Le joueur d’échecs
Stefan Zweig
Première publication en 1943
116 pages
Quatrième de couverture :
Prisonnier des nazis, Monsieur B., en dérobant un manuel d'échecs, a pu, à travers ce qui est devenu littéralement une folle passion, découvrir le moyen d'échapper à ses bourreaux. Libéré, il se retrouve plus tard sur un bateau où il est amené à disputer une ultime partie contre le champion Czentovic. Une partie à la fois envoûtante et dérisoire...
Quand ce texte paraît à Stockholm en 1943, Stefan Zweig, désespéré par la montée et les victoires du nazisme, s'est donné la mort l'année précédente au Brésil, en compagnie de sa femme. La catastrophe des années quarante lui apparaissait comme la négation de tout son travail d'homme et d'écrivain. Le joueur d'échecs est une confession à peine déguisée de cette désespérance.
Voilà quelques mois que j’entendais parler de cet auteur sans m’être jamais décidée à le découvrir, jusqu’au jour où j’ai trouvé un nombre impressionnant de ces livres cachés sur un rayon de bibliothèque. Après avoir survolé les quatrièmes de couverture, je me suis décidée pour celui-ci. Et le moins qu’on puisse dire, c’est que j’ai été séduite !
Cette nouvelle envoûtante se lit d’une traite. Zweig nous emmène avec brio jusqu’aux frontières entre le rêve et la réalité, entre l’équilibre et la folie, la résignation et l’espoir.
Les parties d’échec – car elles sont bel et bien le fil conducteur de ce roman – ne sont au début que le prétexte à une genèse des personnages, à une narration de leur passé, de leur évolution. La psychologie des personnages est extrêmement fouillée et complexe pour mon plus grand bonheur, et c’est justement par ces fréquents retours en arrière que nous parvenons à comprendre l’état d’esprit et le comportement des adversaires, et notamment M.B. et Czentovic.
La première partie de la nouvelle explique l’ascension fulgurante d’un jeune homme peu intelligent et somme toute fort banal grâce aux échecs. De l’autre côté, Zweig nous dépeint le passé sombre et rempli de désespoir de M.B., emprisonné par les nazis et enfermé pendant de longues semaines sans aucune distraction ni visite. Son seul moyen pour éviter de basculer dans la folie ? Jouer d’interminables et ininterrompues parties d’échec virtuelles contre lui-même.
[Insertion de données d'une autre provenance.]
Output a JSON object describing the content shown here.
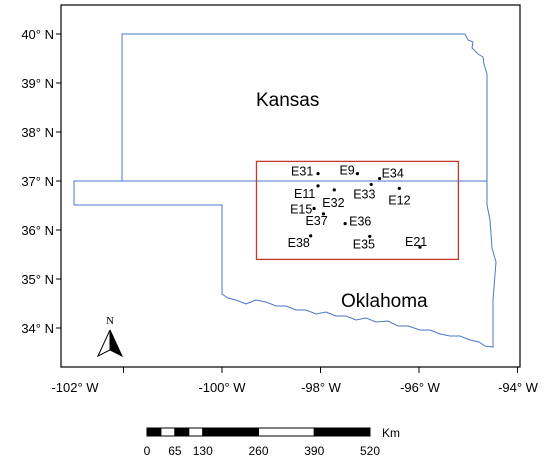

Oui mais rapidement, réalité et folie se rejoignent et M.B. sombre dans un univers rempli de cases noirs et blanches.
La partie qui nous est narrée à la fin de la nouvelle et qui oppose Czentovic et M.B. est l’occasion pour M.B. de se prouver qu’il n’a pas perdu la raison, que les échecs lui ont permis de survivre à la torture nazie. Une bouée de sauvetage certes, mais qui se transforme rapidement en prison, en écrin abritant une folie qui n’attend qu’une rechute pour réapparaître.
Une nouvelle magnifique, poignante et écrite dans un style très frappant.